How many wars have you lived through?
How many nights have you spent in cellars or air-raid shelters (if you were lucky to reach it)? How many times have you been in a train driving through an open field, watching planes flying over you asking if this train is a target? How many times did you send your kids to school knowing that a bomb from a sudden plane, a garnet from nearby village, a sharpshooter's bullet from across the street could appear and you'll never see them alive again? How many friends did you lose in the war and how many refugees did you give a hand?

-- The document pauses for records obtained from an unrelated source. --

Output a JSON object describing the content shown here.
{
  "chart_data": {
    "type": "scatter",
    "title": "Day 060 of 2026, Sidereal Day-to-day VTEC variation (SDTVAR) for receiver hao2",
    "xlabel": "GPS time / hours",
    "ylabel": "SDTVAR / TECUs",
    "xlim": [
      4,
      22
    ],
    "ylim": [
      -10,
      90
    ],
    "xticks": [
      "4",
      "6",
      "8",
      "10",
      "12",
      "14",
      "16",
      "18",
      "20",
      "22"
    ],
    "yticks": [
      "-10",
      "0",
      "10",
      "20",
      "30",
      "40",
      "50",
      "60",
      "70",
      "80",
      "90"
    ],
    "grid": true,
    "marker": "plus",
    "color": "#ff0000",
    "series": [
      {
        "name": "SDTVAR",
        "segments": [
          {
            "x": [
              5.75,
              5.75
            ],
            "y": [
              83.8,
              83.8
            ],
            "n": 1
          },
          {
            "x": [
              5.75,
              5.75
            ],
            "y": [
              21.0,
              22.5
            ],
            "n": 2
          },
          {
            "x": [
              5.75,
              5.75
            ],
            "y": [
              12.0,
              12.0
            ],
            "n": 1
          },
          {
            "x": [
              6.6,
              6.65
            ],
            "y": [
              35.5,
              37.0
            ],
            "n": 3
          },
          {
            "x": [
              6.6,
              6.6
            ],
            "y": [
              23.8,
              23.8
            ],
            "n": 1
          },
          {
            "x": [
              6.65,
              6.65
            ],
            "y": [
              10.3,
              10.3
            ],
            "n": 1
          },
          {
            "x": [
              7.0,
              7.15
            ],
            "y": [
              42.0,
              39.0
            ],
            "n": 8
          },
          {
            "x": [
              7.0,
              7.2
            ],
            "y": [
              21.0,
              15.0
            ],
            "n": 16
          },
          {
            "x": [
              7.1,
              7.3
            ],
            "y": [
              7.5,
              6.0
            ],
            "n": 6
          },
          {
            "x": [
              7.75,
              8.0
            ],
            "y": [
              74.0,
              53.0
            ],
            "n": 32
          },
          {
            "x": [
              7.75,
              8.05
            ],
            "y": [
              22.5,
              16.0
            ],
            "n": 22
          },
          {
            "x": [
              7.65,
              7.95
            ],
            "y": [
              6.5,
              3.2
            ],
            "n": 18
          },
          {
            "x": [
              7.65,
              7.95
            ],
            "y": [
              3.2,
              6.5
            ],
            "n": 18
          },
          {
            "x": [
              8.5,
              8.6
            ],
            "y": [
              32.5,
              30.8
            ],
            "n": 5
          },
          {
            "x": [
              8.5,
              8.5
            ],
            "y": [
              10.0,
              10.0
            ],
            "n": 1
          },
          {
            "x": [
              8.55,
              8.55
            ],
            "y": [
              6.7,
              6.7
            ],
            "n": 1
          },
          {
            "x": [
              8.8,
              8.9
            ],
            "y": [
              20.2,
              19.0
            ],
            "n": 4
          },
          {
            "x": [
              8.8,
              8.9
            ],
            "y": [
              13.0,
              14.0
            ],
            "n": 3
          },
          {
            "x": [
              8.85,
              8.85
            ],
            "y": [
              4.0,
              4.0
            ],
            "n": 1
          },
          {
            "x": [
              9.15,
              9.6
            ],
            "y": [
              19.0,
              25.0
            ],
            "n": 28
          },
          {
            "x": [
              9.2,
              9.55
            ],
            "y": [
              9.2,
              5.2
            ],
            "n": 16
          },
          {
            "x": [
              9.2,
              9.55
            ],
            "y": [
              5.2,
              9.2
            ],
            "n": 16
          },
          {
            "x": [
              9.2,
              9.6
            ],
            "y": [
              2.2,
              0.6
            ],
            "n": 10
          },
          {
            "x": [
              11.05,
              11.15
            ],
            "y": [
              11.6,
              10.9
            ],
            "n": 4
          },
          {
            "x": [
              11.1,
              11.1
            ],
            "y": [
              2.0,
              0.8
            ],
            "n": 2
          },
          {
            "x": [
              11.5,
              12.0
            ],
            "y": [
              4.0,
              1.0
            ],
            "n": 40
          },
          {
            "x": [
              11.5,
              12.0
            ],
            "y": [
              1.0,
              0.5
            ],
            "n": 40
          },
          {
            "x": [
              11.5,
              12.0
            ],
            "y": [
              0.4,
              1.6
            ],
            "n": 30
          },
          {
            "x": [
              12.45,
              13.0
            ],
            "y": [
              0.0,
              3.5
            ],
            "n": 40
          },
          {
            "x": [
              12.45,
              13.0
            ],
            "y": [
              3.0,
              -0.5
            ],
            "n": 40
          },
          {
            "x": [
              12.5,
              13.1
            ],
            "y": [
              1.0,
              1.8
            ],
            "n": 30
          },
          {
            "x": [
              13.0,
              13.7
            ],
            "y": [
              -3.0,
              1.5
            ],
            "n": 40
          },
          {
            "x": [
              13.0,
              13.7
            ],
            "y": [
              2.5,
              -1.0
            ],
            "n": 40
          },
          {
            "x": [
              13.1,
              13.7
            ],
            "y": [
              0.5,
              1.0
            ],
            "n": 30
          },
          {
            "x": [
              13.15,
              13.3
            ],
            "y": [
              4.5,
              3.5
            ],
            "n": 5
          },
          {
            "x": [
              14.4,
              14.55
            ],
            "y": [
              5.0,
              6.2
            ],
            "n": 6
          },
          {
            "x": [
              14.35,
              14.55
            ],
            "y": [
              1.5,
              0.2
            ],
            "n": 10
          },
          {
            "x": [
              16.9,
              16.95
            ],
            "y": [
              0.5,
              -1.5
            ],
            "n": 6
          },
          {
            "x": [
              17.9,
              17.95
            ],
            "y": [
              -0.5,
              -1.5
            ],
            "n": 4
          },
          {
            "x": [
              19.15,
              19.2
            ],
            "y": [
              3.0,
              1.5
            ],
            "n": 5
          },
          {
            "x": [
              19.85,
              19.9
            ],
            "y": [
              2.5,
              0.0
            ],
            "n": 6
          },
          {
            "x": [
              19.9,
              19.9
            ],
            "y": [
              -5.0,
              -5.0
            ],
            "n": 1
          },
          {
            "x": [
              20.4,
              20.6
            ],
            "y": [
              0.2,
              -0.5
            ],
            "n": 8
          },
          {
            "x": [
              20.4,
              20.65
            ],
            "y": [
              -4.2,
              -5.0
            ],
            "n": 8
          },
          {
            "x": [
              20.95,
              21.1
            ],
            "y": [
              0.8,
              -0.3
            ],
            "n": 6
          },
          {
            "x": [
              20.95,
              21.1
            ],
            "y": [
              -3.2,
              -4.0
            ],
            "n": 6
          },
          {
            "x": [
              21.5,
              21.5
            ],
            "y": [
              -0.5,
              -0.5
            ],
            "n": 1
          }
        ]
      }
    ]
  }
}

There have been made great war comedies probably about every war in the history. This war isn't an exception. When a comedy is made by people who know what they are talking about, it can be funny, even if it is made by those that have been on the enemy side. But when someone belonging to a nation which has made nothing good to stop the war, in fact both in active and passive way made it last longer, be more cruel, end with injustice (and, last but not least, started more wars during last few decades than all other nations together - but this is not the topic here) makes a movie that shows local people inferior and incapable solving their own problems (yes, they could have solved it long ago if those same "civilized" nations didn't declare embargo on weapons for attacked countries) - yes, people in these countries have all moral right to feel insulted.
Or, simplified, you accept the usual Hollywood concept, that Gere's wife and child are, as Americans, by far superior to Bosnian people, so it is normal that Bosnians don't care for their worthless families, leaving him as the only emotional human person with family feelings that are unknown to those wild tribes.